The Mummer jumped from his chair. "Come," he said. "Let me show you about the house."

EIGHT SHERLOCK HOLMES

He appears to know every detail of every horror perpetrated in the century.

— John H. Watson, M.D.

The next afternoon at about half past two Mr. Maws showed Sherlock Holmes, a private inquiry agent who lived in Baker Street, into Moriarty's study. Moriarty stood by his desk, his shoulders stooped, his hands behind his back, and glared out at Holmes, his gray eyes piercingly clear under his thick black eyebrows. "I won't say it's a pleasure to see you," Moriarty said, "because that would spoil your day. I will say that I expected you, but not quite so soon. What do you want?"

Holmes dropped into the black leather armchair and crossed his legs. "I don't like to let too many weeks go by without looking in on my old mentor and professor," he said, tapping the sole of his shoe with the spiked ferrule of his stick. "I grow curious as to what sort of deviltry you're up to now, and rather than spend the next few weeks hanging about at your window in a variety of puerile disguises, I thought I'd come in and inquire."

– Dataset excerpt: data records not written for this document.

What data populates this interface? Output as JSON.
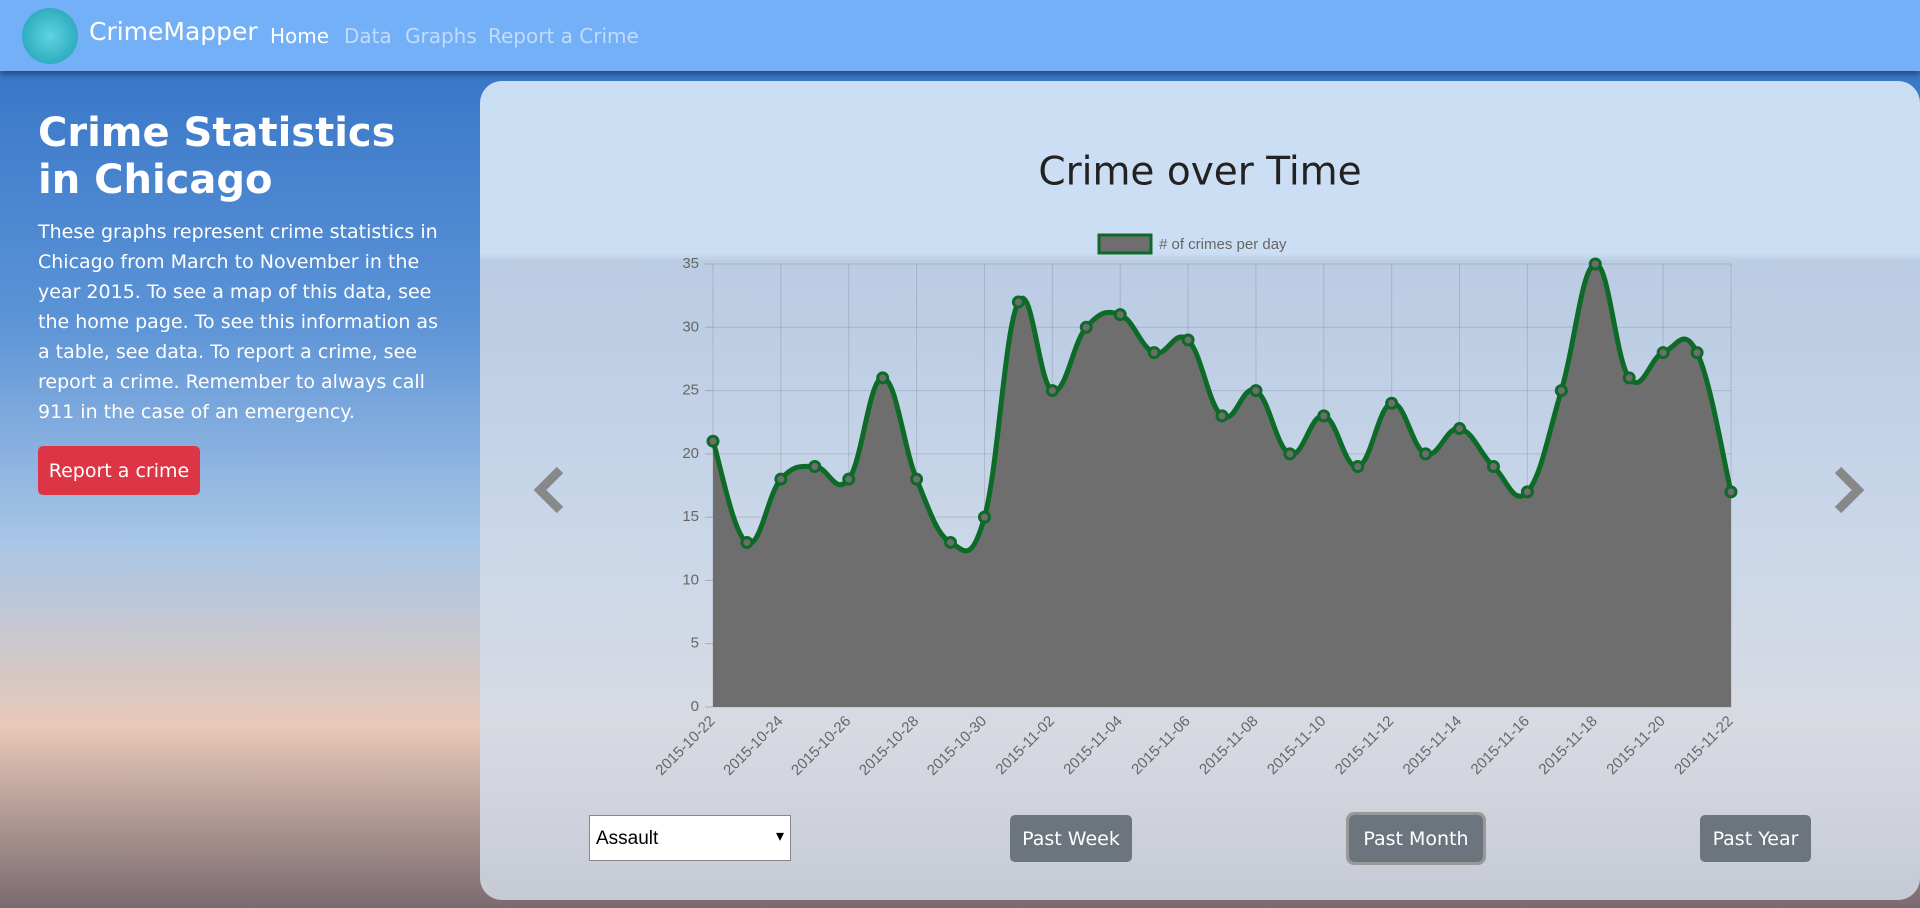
{
  "nav": {
    "brand": "CrimeMapper",
    "links": [
      "Home",
      "Data",
      "Graphs",
      "Report a Crime"
    ]
  },
  "sidebar": {
    "title": "Crime Statistics in Chicago",
    "text": "These graphs represent crime statistics in Chicago from March to November in the year 2015. To see a map of this data, see the home page. To see this information as a table, see data. To report a crime, see report a crime. Remember to always call 911 in the case of an emergency.",
    "button": "Report a crime"
  },
  "chart_data": {
    "type": "line",
    "title": "Crime over Time",
    "categories": [
      "2015-10-22",
      null,
      "2015-10-24",
      null,
      "2015-10-26",
      null,
      "2015-10-28",
      null,
      "2015-10-30",
      null,
      "2015-11-02",
      null,
      "2015-11-04",
      null,
      "2015-11-06",
      null,
      "2015-11-08",
      null,
      "2015-11-10",
      null,
      "2015-11-12",
      null,
      "2015-11-14",
      null,
      "2015-11-16",
      null,
      "2015-11-18",
      null,
      "2015-11-20",
      null,
      "2015-11-22"
    ],
    "series": [
      {
        "name": "# of crimes per day",
        "color": "#0d6a27",
        "fill": "#6e6e6e",
        "values": [
          21,
          13,
          18,
          19,
          18,
          26,
          18,
          13,
          15,
          32,
          25,
          30,
          31,
          28,
          29,
          23,
          25,
          20,
          23,
          19,
          24,
          20,
          22,
          19,
          17,
          25,
          35,
          26,
          28,
          28,
          17
        ]
      }
    ],
    "ylim": [
      0,
      35
    ],
    "yticks": [
      0,
      5,
      10,
      15,
      20,
      25,
      30,
      35
    ],
    "grid": true,
    "legend": "top"
  },
  "controls": {
    "select": "Assault",
    "buttons": [
      "Past Week",
      "Past Month",
      "Past Year"
    ]
  }
}
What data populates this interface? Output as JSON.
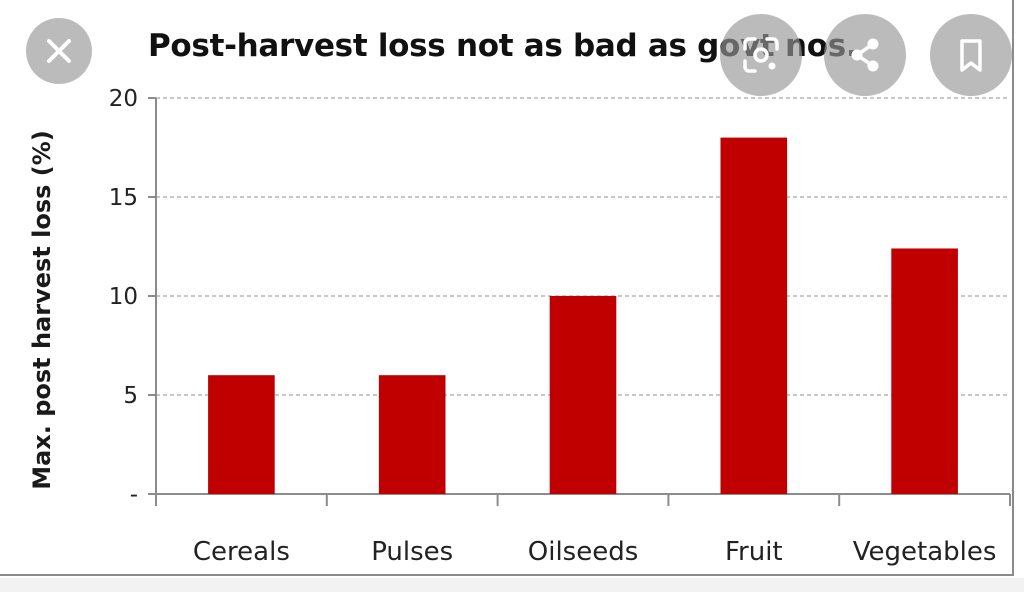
{
  "chart_data": {
    "type": "bar",
    "title": "Post-harvest loss not as bad as govt nos.",
    "ylabel": "Max. post harvest loss (%)",
    "xlabel": "",
    "categories": [
      "Cereals",
      "Pulses",
      "Oilseeds",
      "Fruit",
      "Vegetables"
    ],
    "values": [
      6,
      6,
      10,
      18,
      12.4
    ],
    "ylim": [
      0,
      20
    ],
    "yticks": [
      0,
      5,
      10,
      15,
      20
    ],
    "ytick_labels": [
      "-",
      "5",
      "10",
      "15",
      "20"
    ],
    "grid": "horizontal dashed",
    "bar_color": "#c00000"
  },
  "overlay": {
    "close_icon": "close-icon",
    "lens_icon": "lens-icon",
    "share_icon": "share-icon",
    "bookmark_icon": "bookmark-icon"
  }
}
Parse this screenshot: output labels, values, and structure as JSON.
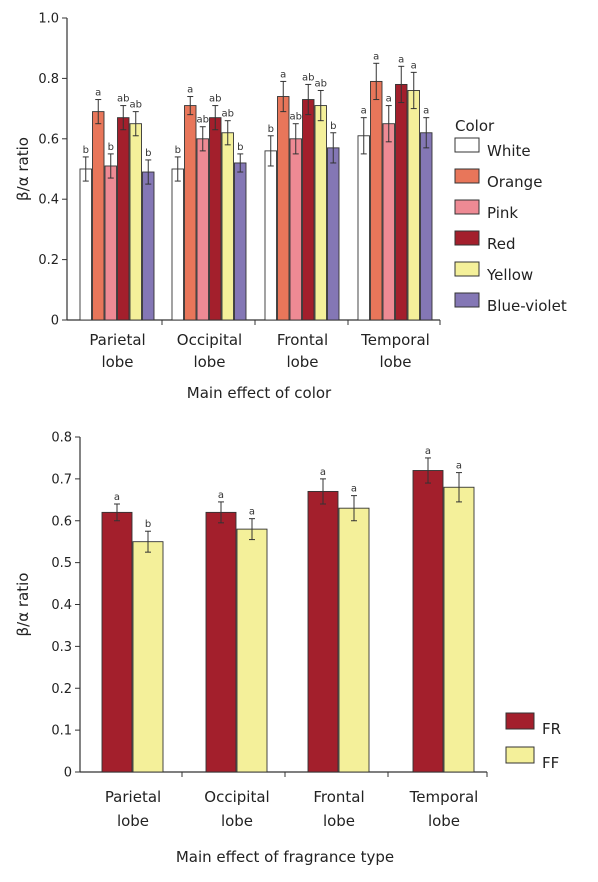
{
  "chart_data": [
    {
      "type": "bar",
      "title": "",
      "xlabel": "Main effect of color",
      "ylabel": "β/α ratio",
      "ylim": [
        0,
        1.0
      ],
      "yticks": [
        "0",
        "0.2",
        "0.4",
        "0.6",
        "0.8",
        "1.0"
      ],
      "categories": [
        [
          "Parietal",
          "lobe"
        ],
        [
          "Occipital",
          "lobe"
        ],
        [
          "Frontal",
          "lobe"
        ],
        [
          "Temporal",
          "lobe"
        ]
      ],
      "legend_title": "Color",
      "legend_position": "right",
      "series": [
        {
          "name": "White",
          "color": "#ffffff",
          "values": [
            0.5,
            0.5,
            0.56,
            0.61
          ],
          "errors": [
            0.04,
            0.04,
            0.05,
            0.06
          ],
          "letters": [
            "b",
            "b",
            "b",
            "a"
          ]
        },
        {
          "name": "Orange",
          "color": "#e8765a",
          "values": [
            0.69,
            0.71,
            0.74,
            0.79
          ],
          "errors": [
            0.04,
            0.03,
            0.05,
            0.06
          ],
          "letters": [
            "a",
            "a",
            "a",
            "a"
          ]
        },
        {
          "name": "Pink",
          "color": "#ee8a94",
          "values": [
            0.51,
            0.6,
            0.6,
            0.65
          ],
          "errors": [
            0.04,
            0.04,
            0.05,
            0.06
          ],
          "letters": [
            "b",
            "ab",
            "ab",
            "a"
          ]
        },
        {
          "name": "Red",
          "color": "#a31f2c",
          "values": [
            0.67,
            0.67,
            0.73,
            0.78
          ],
          "errors": [
            0.04,
            0.04,
            0.05,
            0.06
          ],
          "letters": [
            "ab",
            "ab",
            "ab",
            "a"
          ]
        },
        {
          "name": "Yellow",
          "color": "#f4f09a",
          "values": [
            0.65,
            0.62,
            0.71,
            0.76
          ],
          "errors": [
            0.04,
            0.04,
            0.05,
            0.06
          ],
          "letters": [
            "ab",
            "ab",
            "ab",
            "a"
          ]
        },
        {
          "name": "Blue-violet",
          "color": "#8477b5",
          "values": [
            0.49,
            0.52,
            0.57,
            0.62
          ],
          "errors": [
            0.04,
            0.03,
            0.05,
            0.05
          ],
          "letters": [
            "b",
            "b",
            "b",
            "a"
          ]
        }
      ]
    },
    {
      "type": "bar",
      "title": "",
      "xlabel": "Main effect of fragrance type",
      "ylabel": "β/α ratio",
      "ylim": [
        0,
        0.8
      ],
      "yticks": [
        "0",
        "0.1",
        "0.2",
        "0.3",
        "0.4",
        "0.5",
        "0.6",
        "0.7",
        "0.8"
      ],
      "categories": [
        [
          "Parietal",
          "lobe"
        ],
        [
          "Occipital",
          "lobe"
        ],
        [
          "Frontal",
          "lobe"
        ],
        [
          "Temporal",
          "lobe"
        ]
      ],
      "legend_position": "bottom-right",
      "series": [
        {
          "name": "FR",
          "color": "#a31f2c",
          "values": [
            0.62,
            0.62,
            0.67,
            0.72
          ],
          "errors": [
            0.02,
            0.025,
            0.03,
            0.03
          ],
          "letters": [
            "a",
            "a",
            "a",
            "a"
          ]
        },
        {
          "name": "FF",
          "color": "#f4f09a",
          "values": [
            0.55,
            0.58,
            0.63,
            0.68
          ],
          "errors": [
            0.025,
            0.025,
            0.03,
            0.035
          ],
          "letters": [
            "b",
            "a",
            "a",
            "a"
          ]
        }
      ]
    }
  ]
}
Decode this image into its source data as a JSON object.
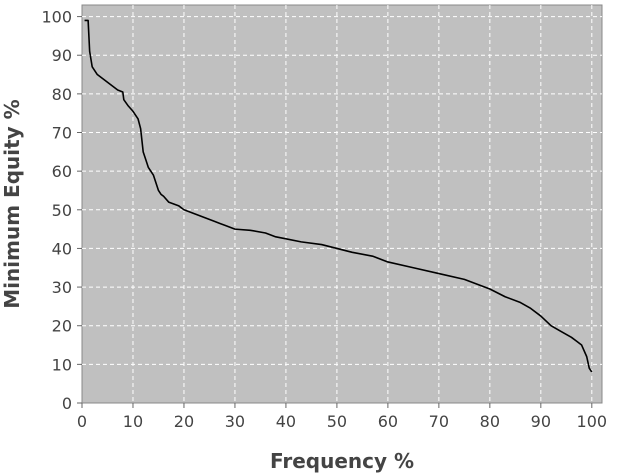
{
  "chart_data": {
    "type": "line",
    "title": "",
    "xlabel": "Frequency %",
    "ylabel": "Minimum Equity %",
    "xlim": [
      0,
      102
    ],
    "ylim": [
      0,
      103
    ],
    "xticks": [
      0,
      10,
      20,
      30,
      40,
      50,
      60,
      70,
      80,
      90,
      100
    ],
    "yticks": [
      0,
      10,
      20,
      30,
      40,
      50,
      60,
      70,
      80,
      90,
      100
    ],
    "grid": true,
    "colors": {
      "plot_background": "#c0c0c0",
      "grid": "#ffffff",
      "line": "#000000",
      "text": "#444444"
    },
    "series": [
      {
        "name": "Minimum Equity",
        "x": [
          0.5,
          1.2,
          1.5,
          2,
          3,
          4,
          5,
          6,
          7,
          8,
          8.2,
          9,
          10,
          11,
          11.5,
          12,
          12.5,
          13,
          14,
          15,
          15.5,
          16,
          17,
          18,
          19,
          20,
          22,
          24,
          26,
          27,
          28,
          30,
          33,
          36,
          38,
          40,
          43,
          47,
          50,
          53,
          57,
          60,
          65,
          70,
          75,
          80,
          83,
          86,
          88,
          90,
          92,
          94,
          96,
          97,
          98,
          99,
          99.5,
          100
        ],
        "y": [
          99,
          99,
          91,
          87,
          85,
          84,
          83,
          82,
          81,
          80.5,
          78.5,
          77,
          75.5,
          73.5,
          71,
          65,
          63,
          61,
          59,
          55,
          54,
          53.5,
          52,
          51.5,
          51,
          50,
          49,
          48,
          47,
          46.5,
          46,
          45,
          44.7,
          44,
          43,
          42.5,
          41.7,
          41,
          40,
          39,
          38,
          36.5,
          35,
          33.5,
          32,
          29.5,
          27.5,
          26,
          24.5,
          22.5,
          20,
          18.5,
          17,
          16,
          15,
          12,
          9,
          8
        ]
      }
    ]
  }
}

"Counting on my elephantine conceit, you assume that I'll be unable to resist telling you," Moriarty said. "This time, I fancy, I shall resist. But you do your disguises an injustice. They are consummate works of art. When I see you mincing down the street as an unemployed curate or hobbling along as an old bookseller, it's all I can do to stop myself from clapping you on the back and congratulating you on your performance."